Я соглашался с ним, однако не знал, откуда взять на это денег. Тогда он однажды принес мне ноты, свой стол с нарисованными клавишами и поставил его в комнате. «Никак ты сам, Левенборг, намереваешься поселиться у нас вместо служанки?» — спросил я его. На это он отвечал, что пригодится нам. Неужто я позволил бы молодой графине стряпать, носить дрова и воду? Нет, ни за что не позволил бы, покуда есть сила в руках и могу трудиться. Но он стоял на своем, мол, вдвоем мы скорее управимся с хозяйством, а она пусть сидит целыми днями на диване и вышивает тамбурным швом. «Ты и представить себе не можешь, какой нежной заботой нужно окружить такую маленькую, хрупкую женщину», — сказал он.

— Рассказывай, рассказывай! Твои слова облегчают мои страдания. Неужто ты думаешь, что молодой графине хочется жить в хуторской хижине?

Его неприятно поразил ее насмешливый тон, но он продолжал:

— О, госпожа майорша, я не смею в это поверить, но как прекрасно было бы, если б она захотела там жить! Ведь здесь на пять миль в округе нет ни одного врача. А у нее легкая рука и доброе сердце, ей бы хватило забот лечить раны и врачевать болезни. Мне думается, что все скорбящие нашли бы дорогу на хутор к доброй госпоже. Ведь у бедняков столько горя, им так нужно доброе слово и сердечное участие.

— Ну а ты сам что будешь делать?

— Стану работать за столярным и токарным станком. Стану отныне жить своим трудом.
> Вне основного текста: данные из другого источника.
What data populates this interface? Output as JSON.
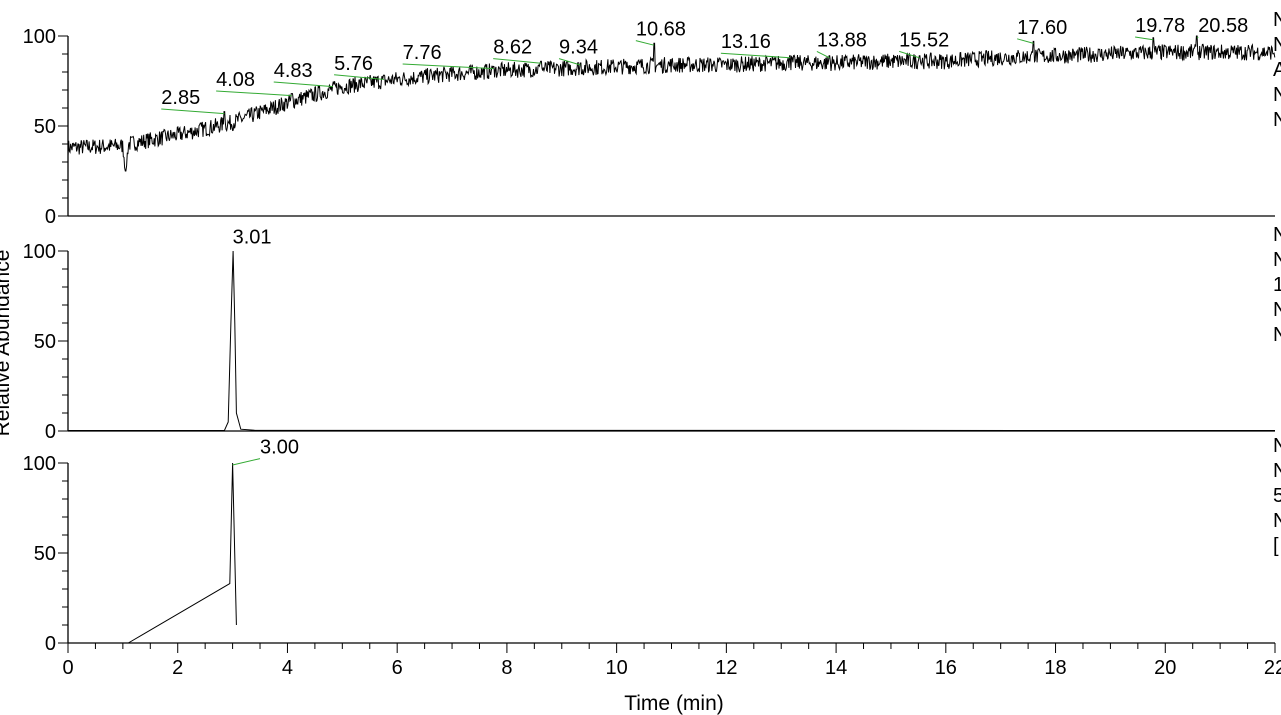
{
  "chart_data": [
    {
      "type": "line",
      "panel": "top",
      "title": "",
      "ylabel": "Relative Abundance",
      "xlabel": "Time (min)",
      "xlim": [
        0,
        22
      ],
      "ylim": [
        0,
        100
      ],
      "y_ticks": [
        "0",
        "50",
        "100"
      ],
      "color_trace": "#000000",
      "color_marker": "#33aa33",
      "peak_labels": [
        {
          "x": 2.85,
          "y": 58,
          "text": "2.85",
          "label_x": 1.7,
          "label_y": 60
        },
        {
          "x": 4.08,
          "y": 68,
          "text": "4.08",
          "label_x": 2.7,
          "label_y": 70
        },
        {
          "x": 4.83,
          "y": 73,
          "text": "4.83",
          "label_x": 3.75,
          "label_y": 75
        },
        {
          "x": 5.76,
          "y": 77,
          "text": "5.76",
          "label_x": 4.85,
          "label_y": 79
        },
        {
          "x": 7.76,
          "y": 83,
          "text": "7.76",
          "label_x": 6.1,
          "label_y": 85
        },
        {
          "x": 8.62,
          "y": 86,
          "text": "8.62",
          "label_x": 7.75,
          "label_y": 88
        },
        {
          "x": 9.34,
          "y": 85,
          "text": "9.34",
          "label_x": 8.95,
          "label_y": 88
        },
        {
          "x": 10.68,
          "y": 96,
          "text": "10.68",
          "label_x": 10.35,
          "label_y": 98
        },
        {
          "x": 13.16,
          "y": 89,
          "text": "13.16",
          "label_x": 11.9,
          "label_y": 91
        },
        {
          "x": 13.88,
          "y": 89,
          "text": "13.88",
          "label_x": 13.65,
          "label_y": 92
        },
        {
          "x": 15.52,
          "y": 89,
          "text": "15.52",
          "label_x": 15.15,
          "label_y": 92
        },
        {
          "x": 17.6,
          "y": 97,
          "text": "17.60",
          "label_x": 17.3,
          "label_y": 99
        },
        {
          "x": 19.78,
          "y": 99,
          "text": "19.78",
          "label_x": 19.45,
          "label_y": 100
        },
        {
          "x": 20.58,
          "y": 100,
          "text": "20.58",
          "label_x": 20.6,
          "label_y": 100
        }
      ],
      "baseline": [
        [
          0,
          38
        ],
        [
          1,
          39
        ],
        [
          1.05,
          25
        ],
        [
          1.1,
          40
        ],
        [
          2,
          45
        ],
        [
          3,
          52
        ],
        [
          4,
          63
        ],
        [
          5,
          72
        ],
        [
          6,
          76
        ],
        [
          7,
          79
        ],
        [
          8,
          81
        ],
        [
          9,
          82
        ],
        [
          10,
          83
        ],
        [
          11,
          84
        ],
        [
          12,
          84
        ],
        [
          13,
          85
        ],
        [
          14,
          85
        ],
        [
          15,
          86
        ],
        [
          16,
          86
        ],
        [
          17,
          88
        ],
        [
          18,
          89
        ],
        [
          19,
          90
        ],
        [
          20,
          91
        ],
        [
          21,
          91
        ],
        [
          22,
          91
        ]
      ]
    },
    {
      "type": "line",
      "panel": "middle",
      "xlim": [
        0,
        22
      ],
      "ylim": [
        0,
        100
      ],
      "y_ticks": [
        "0",
        "50",
        "100"
      ],
      "color_trace": "#000000",
      "peak_labels": [
        {
          "x": 3.01,
          "y": 100,
          "text": "3.01",
          "label_x": 3.0,
          "label_y": 102
        }
      ],
      "series": [
        [
          0,
          0.3
        ],
        [
          2.85,
          0.3
        ],
        [
          2.92,
          5
        ],
        [
          2.97,
          60
        ],
        [
          3.01,
          100
        ],
        [
          3.04,
          60
        ],
        [
          3.07,
          10
        ],
        [
          3.15,
          1
        ],
        [
          3.4,
          0.4
        ],
        [
          22,
          0.3
        ]
      ]
    },
    {
      "type": "line",
      "panel": "bottom",
      "xlim": [
        0,
        22
      ],
      "ylim": [
        0,
        100
      ],
      "y_ticks": [
        "0",
        "50",
        "100"
      ],
      "x_ticks": [
        "0",
        "2",
        "4",
        "6",
        "8",
        "10",
        "12",
        "14",
        "16",
        "18",
        "20",
        "22"
      ],
      "color_trace": "#000000",
      "color_marker": "#33aa33",
      "peak_labels": [
        {
          "x": 3.0,
          "y": 100,
          "text": "3.00",
          "label_x": 3.5,
          "label_y": 103
        }
      ],
      "series": [
        [
          1.1,
          0
        ],
        [
          2.95,
          33
        ],
        [
          3.0,
          100
        ],
        [
          3.07,
          10
        ]
      ]
    }
  ],
  "right_edge_fragments": {
    "top": [
      "N",
      "N",
      "A",
      "N",
      "N"
    ],
    "middle": [
      "N",
      "N",
      "1",
      "N",
      "N"
    ],
    "bottom": [
      "N",
      "N",
      "5",
      "N",
      "["
    ]
  }
}
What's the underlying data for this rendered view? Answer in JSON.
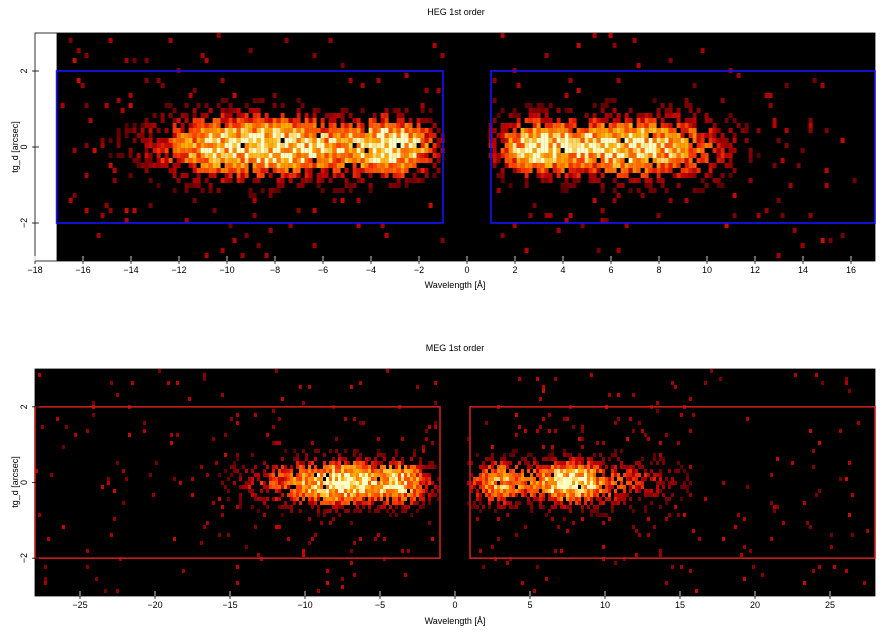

А если моя жена не захочет последовать за мной, пойду один. Никакие богатства в мире не заставили бы меня свернуть с этого пути. Хочу жить своим трудом. Хочу всегда быть бедным, жить среди крестьян, помогать им чем могу. Ведь им нужен кто-нибудь, кто бы играл польку у них на свадьбах и рождественских пирушках, кто бы писал письма их уехавшим сыновьям, так я и стану этим заниматься. Но я непременно должен оставаться бедным.